Researchers at Trustwave Spiderlabs discovered a new strain of malware which clandestinely draws funds from cryptocurrency wallets. Trustwave Spiderlabs researchers also point out that Rilide is the latest example of how sophisticated cybercriminals have become in utilizing legitimate applications to hide their malicious activities. The malware could be used for various nefarious purposes, including stealing passwords, financial credentials and other confidential information from its victims.
Furthermore, the malware has been found on both Windows and Mac systems and appears to target individuals with cryptocurrency wallets installed on their computers. In light of this discovery, users should take extra caution when downloading extensions or applications from unknown sources. Verifying that an application or extension is legitimate before installing it onto your machine is important. Users should also regularly monitor their accounts for suspicious activity and consider implementing two-factor authentication where available.
The two researchers concede that Rilide is not the first malware to use malicious browser extensions. Still, they argue that it has an effective and rarely used the ability to deceive users into revealing their 2FA and then withdraw cryptocurrencies in the background. The researchers also noted that Rilide could harvest login credentials, including usernames and passwords. It can then use those to access computers or networks from a remote location.
Moreover, it can exploit browser vulnerabilities to infect users’ machines with malicious software. As for its other capabilities, Rilide has been observed stealing cryptocurrency wallets by using forged dialogues and bypassing two-factor authentication measures such as Google Authenticator or SMS codes. In addition, it uses in-browser notifications to display fake messages intended to convince victims to make payments.
The article’s authors argue that while steps such as the pending enforcement of the manifest v3 are expected to make life a little more difficult for cybercriminals, this alone may not be enough “to solve the issue entirely” because many features that cybercriminals use still available. In response, the researchers put forth several other measures that could be employed to protect users from malicious extensions better.
These measures include restricting access to sensitive APIs for browser extensions, increasing user awareness about the potential dangers posed by malicious extensions, and leveraging artificial intelligence techniques such as anomaly detection to detect suspicious activities originating from illegitimate extensions. Furthermore, they suggest that extension developers adopt advanced security measures such as code signing and sandboxing.

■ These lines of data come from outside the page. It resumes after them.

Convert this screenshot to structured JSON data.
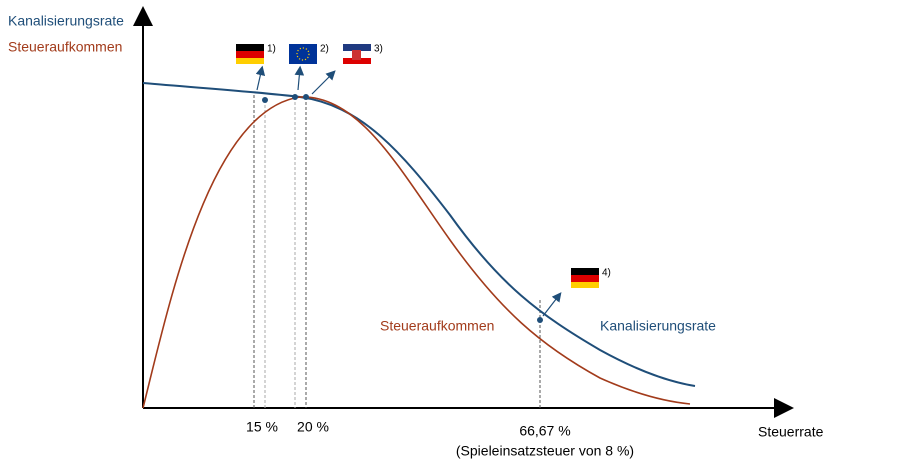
{
  "legend": {
    "blue": "Kanalisierungsrate",
    "red": "Steueraufkommen"
  },
  "curve_labels": {
    "red": "Steueraufkommen",
    "blue": "Kanalisierungsrate"
  },
  "x_labels": {
    "a": "15 %",
    "b": "20 %",
    "c": "66,67 %",
    "c_note": "(Spieleinsatzsteuer von 8 %)"
  },
  "x_axis_label": "Steuerrate",
  "notes": [
    "1)",
    "2)",
    "3)",
    "4)"
  ]
}
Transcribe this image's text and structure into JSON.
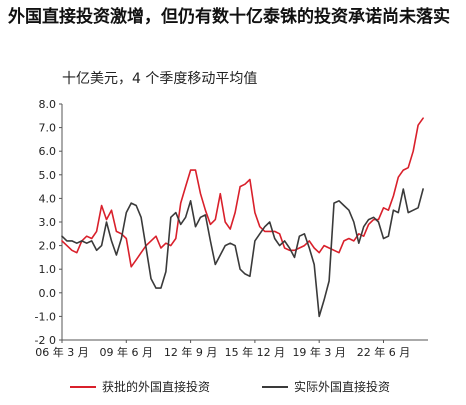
{
  "title": "外国直接投资激增，但仍有数十亿泰铢的投资承诺尚未落实",
  "unit_label": "十亿美元，4 个季度移动平均值",
  "chart_data": {
    "type": "line",
    "ylim": [
      -2.0,
      8.0
    ],
    "y_ticks": [
      "8.0",
      "7.0",
      "6.0",
      "5.0",
      "4.0",
      "3.0",
      "2.0",
      "1.0",
      "0.0",
      "-1.0",
      "-2 0"
    ],
    "y_tick_values": [
      8,
      7,
      6,
      5,
      4,
      3,
      2,
      1,
      0,
      -1,
      -2
    ],
    "x_ticks": [
      "06 年 3 月",
      "09 年 6 月",
      "12 年 9 月",
      "15 年 12 月",
      "19 年 3 月",
      "22 年 6 月"
    ],
    "x_tick_values": [
      2006.0,
      2009.25,
      2012.5,
      2015.75,
      2019.0,
      2022.25
    ],
    "xlim": [
      2006.0,
      2024.5
    ],
    "grid": false,
    "legend_position": "bottom",
    "series": [
      {
        "name": "获批的外国直接投资",
        "color": "#d9202b",
        "x": [
          2006.0,
          2006.25,
          2006.5,
          2006.75,
          2007.0,
          2007.25,
          2007.5,
          2007.75,
          2008.0,
          2008.25,
          2008.5,
          2008.75,
          2009.0,
          2009.25,
          2009.5,
          2009.75,
          2010.0,
          2010.25,
          2010.5,
          2010.75,
          2011.0,
          2011.25,
          2011.5,
          2011.75,
          2012.0,
          2012.25,
          2012.5,
          2012.75,
          2013.0,
          2013.25,
          2013.5,
          2013.75,
          2014.0,
          2014.25,
          2014.5,
          2014.75,
          2015.0,
          2015.25,
          2015.5,
          2015.75,
          2016.0,
          2016.25,
          2016.5,
          2016.75,
          2017.0,
          2017.25,
          2017.5,
          2017.75,
          2018.0,
          2018.25,
          2018.5,
          2018.75,
          2019.0,
          2019.25,
          2019.5,
          2019.75,
          2020.0,
          2020.25,
          2020.5,
          2020.75,
          2021.0,
          2021.25,
          2021.5,
          2021.75,
          2022.0,
          2022.25,
          2022.5,
          2022.75,
          2023.0,
          2023.25,
          2023.5,
          2023.75,
          2024.0,
          2024.25
        ],
        "values": [
          2.2,
          2.0,
          1.8,
          1.7,
          2.2,
          2.4,
          2.3,
          2.6,
          3.7,
          3.1,
          3.5,
          2.6,
          2.5,
          2.3,
          1.1,
          1.4,
          1.7,
          2.0,
          2.2,
          2.4,
          1.9,
          2.1,
          2.0,
          2.3,
          3.8,
          4.5,
          5.2,
          5.2,
          4.2,
          3.5,
          2.9,
          3.1,
          4.2,
          3.0,
          2.7,
          3.4,
          4.5,
          4.6,
          4.8,
          3.4,
          2.8,
          2.6,
          2.6,
          2.6,
          2.5,
          1.9,
          1.8,
          1.8,
          1.9,
          2.0,
          2.2,
          1.9,
          1.7,
          2.0,
          1.9,
          1.8,
          1.7,
          2.2,
          2.3,
          2.2,
          2.5,
          2.4,
          2.9,
          3.1,
          3.1,
          3.6,
          3.5,
          4.1,
          4.9,
          5.2,
          5.3,
          6.0,
          7.1,
          7.4
        ]
      },
      {
        "name": "实际外国直接投资",
        "color": "#3a3a3a",
        "x": [
          2006.0,
          2006.25,
          2006.5,
          2006.75,
          2007.0,
          2007.25,
          2007.5,
          2007.75,
          2008.0,
          2008.25,
          2008.5,
          2008.75,
          2009.0,
          2009.25,
          2009.5,
          2009.75,
          2010.0,
          2010.25,
          2010.5,
          2010.75,
          2011.0,
          2011.25,
          2011.5,
          2011.75,
          2012.0,
          2012.25,
          2012.5,
          2012.75,
          2013.0,
          2013.25,
          2013.5,
          2013.75,
          2014.0,
          2014.25,
          2014.5,
          2014.75,
          2015.0,
          2015.25,
          2015.5,
          2015.75,
          2016.0,
          2016.25,
          2016.5,
          2016.75,
          2017.0,
          2017.25,
          2017.5,
          2017.75,
          2018.0,
          2018.25,
          2018.5,
          2018.75,
          2019.0,
          2019.25,
          2019.5,
          2019.75,
          2020.0,
          2020.25,
          2020.5,
          2020.75,
          2021.0,
          2021.25,
          2021.5,
          2021.75,
          2022.0,
          2022.25,
          2022.5,
          2022.75,
          2023.0,
          2023.25,
          2023.5,
          2023.75,
          2024.0,
          2024.25
        ],
        "values": [
          2.4,
          2.2,
          2.2,
          2.1,
          2.2,
          2.1,
          2.2,
          1.8,
          2.0,
          3.0,
          2.2,
          1.6,
          2.3,
          3.4,
          3.8,
          3.7,
          3.2,
          1.9,
          0.6,
          0.2,
          0.2,
          0.9,
          3.2,
          3.4,
          2.9,
          3.2,
          3.9,
          2.8,
          3.2,
          3.3,
          2.2,
          1.2,
          1.6,
          2.0,
          2.1,
          2.0,
          1.0,
          0.8,
          0.7,
          2.2,
          2.5,
          2.8,
          3.0,
          2.3,
          2.0,
          2.2,
          1.9,
          1.5,
          2.4,
          2.5,
          1.9,
          1.2,
          -1.0,
          -0.3,
          0.5,
          3.8,
          3.9,
          3.7,
          3.5,
          3.0,
          2.1,
          2.8,
          3.1,
          3.2,
          3.0,
          2.3,
          2.4,
          3.5,
          3.4,
          4.4,
          3.4,
          3.5,
          3.6,
          4.4
        ]
      }
    ]
  }
}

Ultimately, Knapczyk and Cieslak conclude that while “protecting browsers against malicious [extensions] is becoming increasingly difficult” due to their growing complexity, there are still ways in which organizations can mitigate the risk associated with them through careful management practices.
The two researchers warn users about unsolicited emails and urge them to be vigilant and sceptical. They also advise users to stay up-to-date on cybersecurity news. The researchers further advised users to know how their personal information is used and shared. They said that strong passwords, two-factor authentication, and regular software updates should all be considered essential for protecting data stored on any device or platform.
Finally, they stressed the importance of always backing up data regularly to ensure its safe recovery if a cyber attack was ever successful.